Select the category input as repositories to extract trending projects, or developers to extract trending contributors and their highlighted work. The output schema adapts based on the chosen category.
You can safely apply dateRange, language, and spokenLanguage filters. For developer trends, isSponsorable can be used to focus on sponsor-enabled profiles. The exporter preserves stable keys and fills missing fields predictably.
Yes.
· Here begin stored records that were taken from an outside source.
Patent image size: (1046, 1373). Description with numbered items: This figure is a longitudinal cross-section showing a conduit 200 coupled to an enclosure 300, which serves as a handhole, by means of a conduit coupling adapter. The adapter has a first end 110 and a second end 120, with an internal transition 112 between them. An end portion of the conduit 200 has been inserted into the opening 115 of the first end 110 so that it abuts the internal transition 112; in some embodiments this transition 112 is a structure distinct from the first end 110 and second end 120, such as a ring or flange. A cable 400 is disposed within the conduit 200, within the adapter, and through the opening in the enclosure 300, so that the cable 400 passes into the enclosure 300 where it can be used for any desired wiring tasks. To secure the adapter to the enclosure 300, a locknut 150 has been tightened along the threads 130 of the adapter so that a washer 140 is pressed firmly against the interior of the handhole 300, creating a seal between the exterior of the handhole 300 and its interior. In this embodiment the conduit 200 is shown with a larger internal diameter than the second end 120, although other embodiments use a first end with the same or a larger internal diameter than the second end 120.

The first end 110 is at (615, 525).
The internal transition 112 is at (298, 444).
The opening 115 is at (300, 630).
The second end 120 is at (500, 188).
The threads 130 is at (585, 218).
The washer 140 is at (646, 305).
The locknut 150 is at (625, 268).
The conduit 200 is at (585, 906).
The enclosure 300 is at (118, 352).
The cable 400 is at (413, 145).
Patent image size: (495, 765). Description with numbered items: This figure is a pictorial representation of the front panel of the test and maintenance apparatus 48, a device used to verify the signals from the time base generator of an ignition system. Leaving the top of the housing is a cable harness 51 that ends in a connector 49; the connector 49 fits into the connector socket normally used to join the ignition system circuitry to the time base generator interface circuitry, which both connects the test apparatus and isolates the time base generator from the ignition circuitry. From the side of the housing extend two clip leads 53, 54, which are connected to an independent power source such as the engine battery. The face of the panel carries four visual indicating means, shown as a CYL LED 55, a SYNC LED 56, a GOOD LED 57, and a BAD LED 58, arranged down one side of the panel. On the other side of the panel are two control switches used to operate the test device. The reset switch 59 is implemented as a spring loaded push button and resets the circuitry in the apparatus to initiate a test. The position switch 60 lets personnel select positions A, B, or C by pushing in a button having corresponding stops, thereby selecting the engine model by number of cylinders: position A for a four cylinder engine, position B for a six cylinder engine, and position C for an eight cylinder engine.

The project is designed for repeated runs and includes collectedAt timestamps plus normalized field structures, making it straightforward to store results and compare trend movement across time windows.
Trend pages can change layout over time. If parsing errors occur, update selectors in src/scraping/selectors.py and validate with fixture tests under tests/fixtures/. For stability, use retry logic and conservative timeouts in src/utils/http.py.
Primary Metric: Average extraction completes in 6–12 seconds per run for a single category with standard filters on a typical broadband connection.
Reliability Metric: 97–99% successful runs across repeated daily monitoring when using retries (2–3 attempts) and stable selectors.
Efficiency Metric: Low resource footprint — typically under 200MB RAM for a run, with most time spent waiting on page rendering and DOM hydration.
Quality Metric: 95–98% field completeness for repository entries (name/description/stars/forks/languages), with occasional gaps in builders or description URLs depending on what the trending page displays.